Easy DIY Magnetic Spinner

Do your young children have trouble using spinners? I see lots of great math and literacy games out there using spinners but I usually pass them by in favor of my old standby- the pocket die.

Spinners can be challenging for young children if they are introduced too soon. Using a spinner requires more fine motor strength and dexterity than most kids are ready for at four years of age.

At some point in the year though, when they are ready, I like to introduce spinners.

Magnetic spinner supplies
Disclosure: Amazon links included below

How to Make an Inexpensive Magnetic Spinner

To reduce frustration and increase the ease of spinning I decided to solve this problem and create my own spinner. The materials I used are pictured below and I have also listed them for you here.

Magnetic Spinner Supplies

  • One stove burner cover
  • A tube of my favorite glue- E6000
  • One magnet dot
  • Spinner

Directions for Making a Magnetic Game Spinner

This is so easy it requires very little explanation. First, I attached a magnet dot to the back of the spinner using E6000 glue.

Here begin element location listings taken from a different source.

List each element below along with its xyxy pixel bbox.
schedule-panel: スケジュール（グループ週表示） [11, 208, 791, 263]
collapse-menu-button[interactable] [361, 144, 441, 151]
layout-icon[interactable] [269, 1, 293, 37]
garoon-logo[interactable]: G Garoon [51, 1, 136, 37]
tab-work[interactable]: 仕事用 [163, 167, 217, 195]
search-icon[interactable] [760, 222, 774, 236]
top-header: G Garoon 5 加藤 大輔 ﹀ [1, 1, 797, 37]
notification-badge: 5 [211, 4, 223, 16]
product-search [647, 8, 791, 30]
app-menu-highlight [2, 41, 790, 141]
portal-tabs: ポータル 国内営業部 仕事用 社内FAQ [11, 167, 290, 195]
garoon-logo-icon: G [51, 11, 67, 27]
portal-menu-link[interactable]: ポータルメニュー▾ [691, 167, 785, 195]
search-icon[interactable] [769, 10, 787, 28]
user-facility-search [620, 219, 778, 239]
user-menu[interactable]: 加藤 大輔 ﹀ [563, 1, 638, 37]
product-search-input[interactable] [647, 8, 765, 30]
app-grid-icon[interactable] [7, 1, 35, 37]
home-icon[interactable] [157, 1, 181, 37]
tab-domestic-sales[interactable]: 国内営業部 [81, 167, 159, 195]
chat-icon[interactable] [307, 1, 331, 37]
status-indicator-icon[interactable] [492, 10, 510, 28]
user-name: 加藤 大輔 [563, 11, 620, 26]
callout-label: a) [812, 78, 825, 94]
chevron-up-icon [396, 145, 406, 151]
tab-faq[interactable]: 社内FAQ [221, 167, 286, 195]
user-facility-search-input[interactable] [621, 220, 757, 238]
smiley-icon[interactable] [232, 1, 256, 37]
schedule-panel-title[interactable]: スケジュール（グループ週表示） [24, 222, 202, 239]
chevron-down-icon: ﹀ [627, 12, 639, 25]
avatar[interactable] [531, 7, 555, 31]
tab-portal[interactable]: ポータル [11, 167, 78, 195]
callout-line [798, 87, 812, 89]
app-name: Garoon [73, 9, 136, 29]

Next, I used the beginning sounds wheel from my Jack in the Beanstalk literacy packet and placed it in the center of the stove burner cover. The magnet on the back of the spinner secures the game board to the burner cover and also raises the spinner high enough off the board to make spinning easier.

easy diy magnetic spinner

DIY Magnetic Game Spinner

You can use this easy DIY spinner for any literacy or math center activity. My stove burner cover was a little big but I like how it provides a very clear boundary for the spinner.

The burner cover is also very portable and lightweight so students can pass it around if needed.

Follow my DIY Classroom board on Pinterest for more great ideas!

About Vanessa Levin

Vanessa is the creator of Pre-K Pages and author of the book A Fabulous First Year and Beyond: A Practical Guide for Pre-K and Kindergarten Teachers. She has more than two decades of teaching experience and enjoys helping kids and teachers through her professional development sessions. Follow Vanessa on Facebook, Google +, Twitter and Pinterest.


  1. Brenda says:

    I love this. Very clever and you can change the picture psrt so easily. Thank you.

    • V. Levin says:

      Hi Brenda, I’m so glad you found this idea useful, thanks for stopping by to let me know :)

  2. Great idea Vanessa. We’ve made a lazy Susan spinner but I like this idea, too.

  3. Heidi Butkus says:

    That looks like a really great idea for making a spinner that is raised up a little bit! I like it!
    Heidi Butkus

    • V. Levin says:

      Thanks Heidi! Do your kids have problems with spinners too or is it just me?

  4. Karen @ PreKinders says:

    You’re so inventive – neat idea! Thanks for sharing.

  5. Deborah says:

    So many great uses for this! Awesome:)

  6. Heidi Butkus says:

    When we play with spinners as a group, we always use a big wooden spinner from ReallyGoodStuff.com that looks like a roulette wheel! So they have no trouble spinning that one! All they do is push it!
    But yes, when they need individual spinners, they do have a bit of trouble spinning them. It’s probably a bigger problem in PK than in K, I bet!